Coffey’s prison sentence wasn’t entirely uneventful.  In 2006, he was involved in a serious fight with another Limerick gang member, the one-legged Roy Woodland.  Woodland slashed Coffey’s face with a blade from his ear to his mouth.  Woodland, like Coffey, would be a minion in the Keane-Collopy gang, so their disagreement was probably not feud-related, unless the Keane’s were still annoyed that Coffey had, initially at least, so readily named names to the Guards back in 2000.

More recently, in June 2008, Coffey was caught with a pink Sony Ericsson phone in his cell in Limerick Prison and, after a trial at the Limerick District Court, had three months added to his sentence.

Coffey’s release in January 2010 attracted plenty of publicity.  'Notorious gang killer released from prison' was the headline in the Irish Independent, while Fine Gael’s spokesman on Justice, Charlie Flanagan, lambasted the Government in a Dáil debate on gangland crime, highlighting Coffey’s case as a reason for a minimum mandatory 25 year sentence for murder. 

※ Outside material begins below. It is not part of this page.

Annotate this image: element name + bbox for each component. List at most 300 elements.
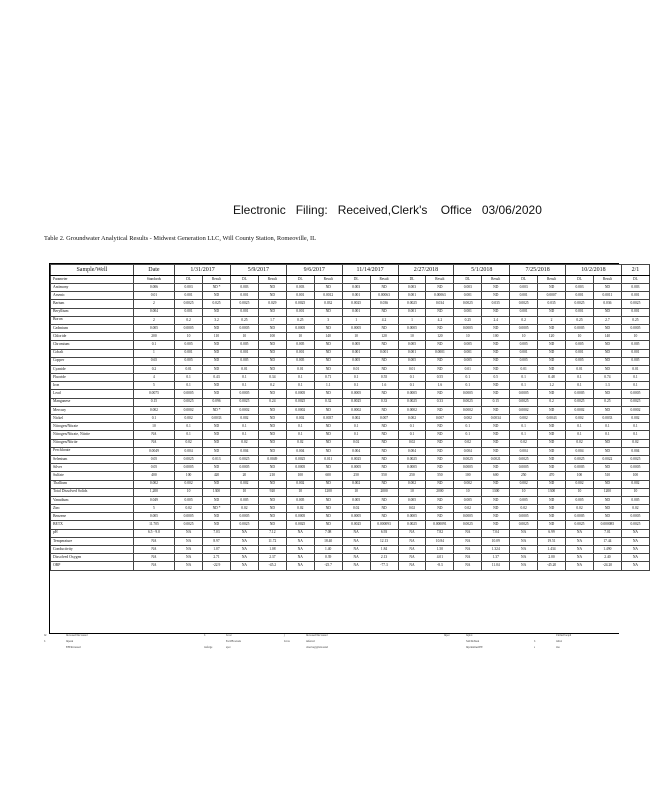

This wasn’t the first time Paul Coffey’s criminal record became a political football.  In June 1996, Coffey, then just 19, was on trial for driving a stolen car while drunk, uninsured and serving a driving ban. Judge Gerard Haughton, presiding at Limerick District Court, condemned then Justice Minister Nora Owen from the bench.  The judge asked, “Why should I bother sentencing criminals at all?”, if people like Paul Coffey were free on temporary release after just 5 weeks into a 10 month sentence for a similar offence.  Apparently, in this instance, Coffey was so drunk he barely recalled the incident.  Judge Haughton sentenced Coffey to 11 months and banned him from driving until 2011, meaning Coffey was driving while disqualified when he drove Kieran Keane and Philip Collopy to the Moose Bar in November 2000.